Monsieur le président, madame la garde des sceaux, mes chers collègues, au prétexte d'une évolution quantitativement positive de 4,15 % de son budget et d'une création nette d'emplois, le ministère de la justice peut-il être regardé comme le seul rescapé de la logique qui a prévalu dans la préparation de la loi de finances pour 2011 ? Rien n'est moins sûr, surtout lorsque l'on sait que, de 2002 à 2008, le nombre d'affaires civiles a augmenté de 58 %, les décisions en matière pénale de 10 % et que le taux de réponses pénales est passé de 68 à 85 %. Qualitativement, mais pour une part aussi quantitativement, ce budget n'échappe pas à l'acharnement du Gouvernement à réduire drastiquement les moyens consacrés aux dépenses socialement utiles, moyens pourtant attendus depuis longtemps par les professionnels concernés autant que par l'immense majorité de nos concitoyens.
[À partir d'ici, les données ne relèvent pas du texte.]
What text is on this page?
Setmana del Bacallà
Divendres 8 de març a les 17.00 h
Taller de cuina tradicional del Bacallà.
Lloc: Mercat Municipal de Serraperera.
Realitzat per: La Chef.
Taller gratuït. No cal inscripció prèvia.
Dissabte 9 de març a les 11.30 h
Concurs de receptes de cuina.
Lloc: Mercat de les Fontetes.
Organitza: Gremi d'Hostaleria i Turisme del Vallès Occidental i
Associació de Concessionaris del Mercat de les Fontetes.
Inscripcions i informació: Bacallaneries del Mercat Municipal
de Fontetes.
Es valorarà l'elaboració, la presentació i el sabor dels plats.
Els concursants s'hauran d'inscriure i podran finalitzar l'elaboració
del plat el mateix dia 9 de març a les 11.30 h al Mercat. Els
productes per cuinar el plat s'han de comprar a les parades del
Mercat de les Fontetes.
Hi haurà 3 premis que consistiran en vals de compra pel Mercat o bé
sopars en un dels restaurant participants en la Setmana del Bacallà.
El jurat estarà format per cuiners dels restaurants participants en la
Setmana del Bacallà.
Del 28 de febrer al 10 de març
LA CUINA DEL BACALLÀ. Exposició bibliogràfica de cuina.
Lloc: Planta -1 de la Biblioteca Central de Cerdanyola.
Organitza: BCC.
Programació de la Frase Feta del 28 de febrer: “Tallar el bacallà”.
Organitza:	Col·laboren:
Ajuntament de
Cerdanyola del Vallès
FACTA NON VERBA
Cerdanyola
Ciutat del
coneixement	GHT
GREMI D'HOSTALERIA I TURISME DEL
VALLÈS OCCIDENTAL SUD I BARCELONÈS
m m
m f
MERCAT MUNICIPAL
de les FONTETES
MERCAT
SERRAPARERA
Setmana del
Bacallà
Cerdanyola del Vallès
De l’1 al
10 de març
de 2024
Parce qu'il s'obstine à faire porter l'essentiel des efforts sur les plus faibles afin d'épargner les puissants, la philosophie de la loi de finances n'échappe pas à la logique qu'illustre la détermination du chef de l'État et de sa majorité à sacrifier l'humain sur l'autel des égoïsmes des milieux d'affaires.
Comme tous les autres, le budget de la justice est frappé du sceau de la réduction des dépenses socialement utiles, autant que de la négation des valeurs qui ont fait jadis l'honneur de notre République.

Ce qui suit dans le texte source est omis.